AI in Smart Cities: Privacy, Trust and Ethics

When we think about the use of Artificial Intelligence (AI) in a smart city context, one of the primary issues that come up are around the privacy of citizens. But there are quite a number of other issues that can arise, especially around the areas of fairness, safety, bias and transparency. In this article I will explore some of the tangible possibilities where AI-enabled solutions can trigger adverse outcomes with a lack of due process and awareness to be able to address them.


Technology has always brought about societal changes. Why is it then that, this time around with AI, these issues become more relevant? This wave of automation is driven by a replacement of decision-making based on observed patterns whereas previous automation waves relied heavily on pre-programmed rules with a defined output possibility space. In a learning system that defines these “rules” as it analyzes patterns, there is a distinct possibility of unintended outcomes. The other thing that makes a deeper investigation pertinent is the rapid pace and pervasiveness with which A.I. solutions are being developed and deployed.
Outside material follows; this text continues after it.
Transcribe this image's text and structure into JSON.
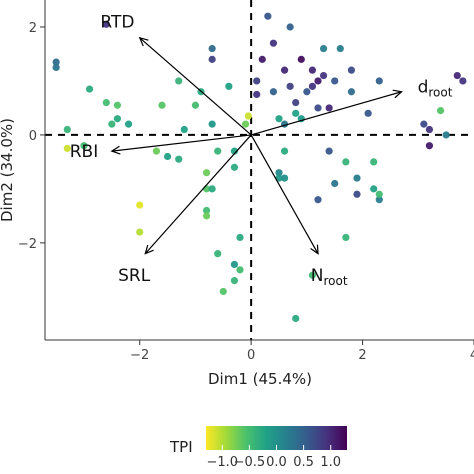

Predictive or automated policing enabled by smart sensors deployed across the city is something that sounds like a scene right out of Minority Report yet this is something that is already taking place at a prototypical stage in cities in China. In Chinese cities, law enforcement officers are equipped with tools that, when combined with mass surveillance powering facial recognition, give them the ability to bring up your entire public record with the blink of an eye. This is not only a case of intrusion of privacy but also a scenario that will hamper free movement of residents and change their interaction with the urban landscape. One of the key questions one needs to answer is how might we use such solutions to heighten security while still protecting citizens’ rights?

Internet of Things (IoT) sensors are growing in prevalence enabling things like real-time monitoring of air, water and soil quality. In addition, such devices can also be used to assess road conditions (e.g. presence of potholes) and conditions of community parks (e.g. via proxies of monitoring unwanted plant growth, park visits, etc.). There is no doubt that these devices present a great opportunity for city officials to provide anticipatory governance – taking actions to address potential problems with city infrastructure before they even arise!